A couple Thursdays ago I stayed up until 3:30 in the morning to pre-order the new iPhone 4S. It was a purchase I had been waiting nearly six months to make since my two year contract with AT&T had lapsed, and I could get a new phone. My parents and I had already discussed that we would give my old iPhone to mother, who has used a Motorola SLVR for the past 7 years and is ready to move into the age of the smartphone. But as I was sitting at my desk clicking “refresh” over and over on Apple’s online store page I couldn’t help but wonder what other people do with their old cell phones.
I found the thought rather distressing. Cell phones are chock-full of toxic substances that you can’t just toss into a landfill. They contain substances like lead, mercury, brominated flame retardants, and PVC just to name a few and that’s not even including the batteries. You might think that throwing out your phone, it being such a minuscule item and whatnot, wouldn’t be a big deal but think of the millions of cell phones that people throw out every year. Soon rain leaches these toxic substances into the ground and your water supply is undrinkable (unless of course you like heavy metal poisoning).
Needless to say, donating if your old phone is useable and recycling if it’s not is a no brainer. But how do I do this you may wonder? Well look no further! Here are some links to help you on your quest to save the world one phone at a time.
- Cell Phones for Soldiers
- Cell Phones for Domestic Violence Survivors can be donated through Verizon Wireless
- The Environmental Protection Agency lists other places where you can donate your phone or other technology or have it recycled
- There are also boxes at the front desk of each of the University of Missouri’s residence halls where you can leave your phones to have them recycled. You can also run them by the MU Sustainability Office.
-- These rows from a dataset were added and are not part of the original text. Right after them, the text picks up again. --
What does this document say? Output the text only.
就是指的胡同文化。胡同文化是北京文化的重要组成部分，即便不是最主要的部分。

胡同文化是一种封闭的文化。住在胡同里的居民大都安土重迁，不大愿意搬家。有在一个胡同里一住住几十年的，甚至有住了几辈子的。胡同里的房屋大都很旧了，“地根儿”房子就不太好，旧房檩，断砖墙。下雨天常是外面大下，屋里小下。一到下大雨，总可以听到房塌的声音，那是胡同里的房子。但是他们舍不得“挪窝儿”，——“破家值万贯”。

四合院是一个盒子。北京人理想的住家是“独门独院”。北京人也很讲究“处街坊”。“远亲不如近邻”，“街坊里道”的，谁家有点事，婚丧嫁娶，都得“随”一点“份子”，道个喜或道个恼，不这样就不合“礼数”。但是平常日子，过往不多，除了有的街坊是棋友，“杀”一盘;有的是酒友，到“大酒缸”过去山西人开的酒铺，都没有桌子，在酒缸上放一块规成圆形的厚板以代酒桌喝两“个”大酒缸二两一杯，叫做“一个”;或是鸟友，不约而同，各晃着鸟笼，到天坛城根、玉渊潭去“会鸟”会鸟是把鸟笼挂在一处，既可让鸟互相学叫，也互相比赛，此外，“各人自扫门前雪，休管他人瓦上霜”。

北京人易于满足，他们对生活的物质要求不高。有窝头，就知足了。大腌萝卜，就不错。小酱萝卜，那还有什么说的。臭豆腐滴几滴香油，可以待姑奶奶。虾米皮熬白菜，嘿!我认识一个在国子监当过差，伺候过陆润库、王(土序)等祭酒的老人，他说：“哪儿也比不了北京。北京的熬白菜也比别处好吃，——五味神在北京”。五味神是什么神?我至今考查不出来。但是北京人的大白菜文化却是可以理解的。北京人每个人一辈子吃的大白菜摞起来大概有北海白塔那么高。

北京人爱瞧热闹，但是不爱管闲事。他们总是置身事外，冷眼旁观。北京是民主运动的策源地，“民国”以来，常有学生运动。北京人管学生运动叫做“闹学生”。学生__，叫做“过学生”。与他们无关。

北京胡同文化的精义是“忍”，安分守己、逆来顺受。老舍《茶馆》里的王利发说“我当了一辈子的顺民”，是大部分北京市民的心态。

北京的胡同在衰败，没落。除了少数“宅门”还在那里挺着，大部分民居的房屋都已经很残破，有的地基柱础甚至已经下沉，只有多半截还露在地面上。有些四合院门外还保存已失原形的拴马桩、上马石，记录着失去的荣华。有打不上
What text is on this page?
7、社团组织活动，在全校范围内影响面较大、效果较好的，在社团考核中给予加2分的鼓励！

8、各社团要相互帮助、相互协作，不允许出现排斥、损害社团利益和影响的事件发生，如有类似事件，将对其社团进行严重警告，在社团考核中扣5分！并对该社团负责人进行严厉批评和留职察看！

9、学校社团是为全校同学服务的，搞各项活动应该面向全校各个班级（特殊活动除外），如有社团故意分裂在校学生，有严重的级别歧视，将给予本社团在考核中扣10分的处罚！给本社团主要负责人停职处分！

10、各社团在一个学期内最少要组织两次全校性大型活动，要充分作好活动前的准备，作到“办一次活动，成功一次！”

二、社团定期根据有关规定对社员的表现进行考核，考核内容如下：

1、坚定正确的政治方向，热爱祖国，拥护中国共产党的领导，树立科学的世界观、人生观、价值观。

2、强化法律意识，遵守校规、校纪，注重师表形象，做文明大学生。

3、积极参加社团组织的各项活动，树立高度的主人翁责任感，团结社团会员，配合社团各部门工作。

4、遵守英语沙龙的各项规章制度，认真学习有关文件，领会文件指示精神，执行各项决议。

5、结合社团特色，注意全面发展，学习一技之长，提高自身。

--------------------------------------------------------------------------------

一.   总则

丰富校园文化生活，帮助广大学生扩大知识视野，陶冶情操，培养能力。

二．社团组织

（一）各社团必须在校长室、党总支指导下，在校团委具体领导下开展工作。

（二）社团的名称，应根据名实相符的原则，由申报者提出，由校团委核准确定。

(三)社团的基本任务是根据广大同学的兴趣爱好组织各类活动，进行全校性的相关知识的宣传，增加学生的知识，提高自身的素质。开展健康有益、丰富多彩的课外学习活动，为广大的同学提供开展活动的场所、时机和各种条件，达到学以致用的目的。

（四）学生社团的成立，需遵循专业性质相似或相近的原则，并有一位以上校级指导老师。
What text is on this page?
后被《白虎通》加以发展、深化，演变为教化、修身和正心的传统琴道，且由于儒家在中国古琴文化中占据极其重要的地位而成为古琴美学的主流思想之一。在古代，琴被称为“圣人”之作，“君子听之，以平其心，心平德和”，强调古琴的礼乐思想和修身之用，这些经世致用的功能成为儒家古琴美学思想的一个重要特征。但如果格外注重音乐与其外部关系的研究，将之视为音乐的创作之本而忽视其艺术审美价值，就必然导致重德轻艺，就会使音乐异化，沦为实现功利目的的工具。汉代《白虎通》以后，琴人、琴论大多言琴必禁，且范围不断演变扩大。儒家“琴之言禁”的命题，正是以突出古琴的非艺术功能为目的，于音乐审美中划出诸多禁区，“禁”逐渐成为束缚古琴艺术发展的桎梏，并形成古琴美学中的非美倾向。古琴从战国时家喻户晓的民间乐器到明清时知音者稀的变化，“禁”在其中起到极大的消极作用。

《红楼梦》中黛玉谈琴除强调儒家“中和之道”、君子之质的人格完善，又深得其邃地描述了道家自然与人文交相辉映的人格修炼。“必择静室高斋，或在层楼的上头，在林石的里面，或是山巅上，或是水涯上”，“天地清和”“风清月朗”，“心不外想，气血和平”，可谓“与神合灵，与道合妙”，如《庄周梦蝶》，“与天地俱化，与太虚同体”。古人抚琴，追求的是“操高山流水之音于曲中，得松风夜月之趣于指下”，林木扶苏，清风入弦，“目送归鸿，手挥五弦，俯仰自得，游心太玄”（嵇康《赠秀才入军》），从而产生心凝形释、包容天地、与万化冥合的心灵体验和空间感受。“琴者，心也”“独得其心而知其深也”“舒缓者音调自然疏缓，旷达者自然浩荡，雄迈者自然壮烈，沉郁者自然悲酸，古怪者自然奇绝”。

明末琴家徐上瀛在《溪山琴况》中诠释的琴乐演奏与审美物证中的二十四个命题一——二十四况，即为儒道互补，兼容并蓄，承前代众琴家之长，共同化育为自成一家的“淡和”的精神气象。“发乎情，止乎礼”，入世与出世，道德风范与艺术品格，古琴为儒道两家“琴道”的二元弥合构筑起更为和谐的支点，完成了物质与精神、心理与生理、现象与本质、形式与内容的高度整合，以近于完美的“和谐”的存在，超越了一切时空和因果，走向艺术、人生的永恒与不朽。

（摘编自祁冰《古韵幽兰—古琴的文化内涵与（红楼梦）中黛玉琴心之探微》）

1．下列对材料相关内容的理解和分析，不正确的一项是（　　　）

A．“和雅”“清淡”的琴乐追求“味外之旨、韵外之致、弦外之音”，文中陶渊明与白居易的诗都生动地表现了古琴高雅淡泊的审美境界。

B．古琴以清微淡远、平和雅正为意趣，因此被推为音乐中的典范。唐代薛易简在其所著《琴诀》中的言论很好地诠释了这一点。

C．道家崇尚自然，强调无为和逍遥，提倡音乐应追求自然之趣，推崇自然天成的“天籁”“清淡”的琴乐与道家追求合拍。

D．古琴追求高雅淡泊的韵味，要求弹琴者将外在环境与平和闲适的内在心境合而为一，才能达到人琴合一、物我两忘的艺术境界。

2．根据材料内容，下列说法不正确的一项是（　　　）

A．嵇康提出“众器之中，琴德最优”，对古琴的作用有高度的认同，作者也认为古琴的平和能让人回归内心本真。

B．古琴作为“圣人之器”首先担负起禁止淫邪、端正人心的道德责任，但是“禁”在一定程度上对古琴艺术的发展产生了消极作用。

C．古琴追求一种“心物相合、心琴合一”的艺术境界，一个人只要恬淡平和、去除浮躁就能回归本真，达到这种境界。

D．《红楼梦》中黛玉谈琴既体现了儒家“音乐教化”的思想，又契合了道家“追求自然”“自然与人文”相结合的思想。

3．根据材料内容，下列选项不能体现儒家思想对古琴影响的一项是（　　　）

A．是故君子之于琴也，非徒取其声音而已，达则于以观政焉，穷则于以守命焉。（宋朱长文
I decided to set about discovering what most people do with their old cell phones. Personally, I’m a bit of a technophile and a fan of nostalgia so I generally keep my old technology. In fact I still have my first iPod in its original box, an Apple IIc from 1980s, my lime green 1976 BMW despite having upgraded to one from the ’90s, and when I bought my first iPhone I kept my motorola SLVR for when I go running and bicycling.
Sarah Kranau, a George Washington University student, said that, much like myself, she gave her old iPhone to her mother.
Emma Faist, a Mizzou student, said “I always keep my old cellphones and put them in my memory box. I think it’s cool to see the technology advances as I get new ones. Sometimes I look at them and just laugh because some of them are really silly looking. I would recycle them but that’s no fun because then they are just gone!”
When I asked Seth Amos, a student at UPenn, I got quite an interesting response. He said: “I kept it and I carry it with me when I run in case I need to throw it.”
“Wait,” I said, “so to be clear, you carry around your old cell phone on runs to throw at someone if they seem to have an intent to harm you?”
“Yes, exactly” he said.
Taylor Dukes, a Junior at Mizzou, said that she kept her old phone in case she ever had a problem with her iPhone.
So perhaps my worrying was unwarranted. If most people simply keep their old phones and put them to good use or save them for emergencies or to look at, then they aren’t really contributing to the growing issue of eWaste. Let’s just hope they recycle their phones when the time comes to get rid of them. I did, however, get a few other responses. One of which wasn’t particularly reassuring, but others certainly make the case that some people are conscious of the issue and trying to make a difference now.
Mizzou Sophomore Tracy Qin, said that she usually gets new phones because she loses them. While Mizzou Junior Laura Ebone said she placed her old phone in the electronics recycling box by the front desk of her residence hall. Which is what Matt Mazick, a Mizzou Sophomore, does unless “it’s still functional” he says “then I store it away as a backup or give it to one of my family members as an upgrade.”
Anna Valiavska had this to say on the topic: “A few years back I realized that there were a lot of cellphones that I acquired and I wanted to do something with them. There were a few programs that were available at the time. Two programs I have used for cell phones that were usable were cell phones for soldiers and cell phones for domestic violence survivors. Best Buy takes old cellphones in stores and recycles them.” She went on to say that her main motivation is “to not be wasteful. We have a lot of resources and it would be useful to reuse as many of them as we can.”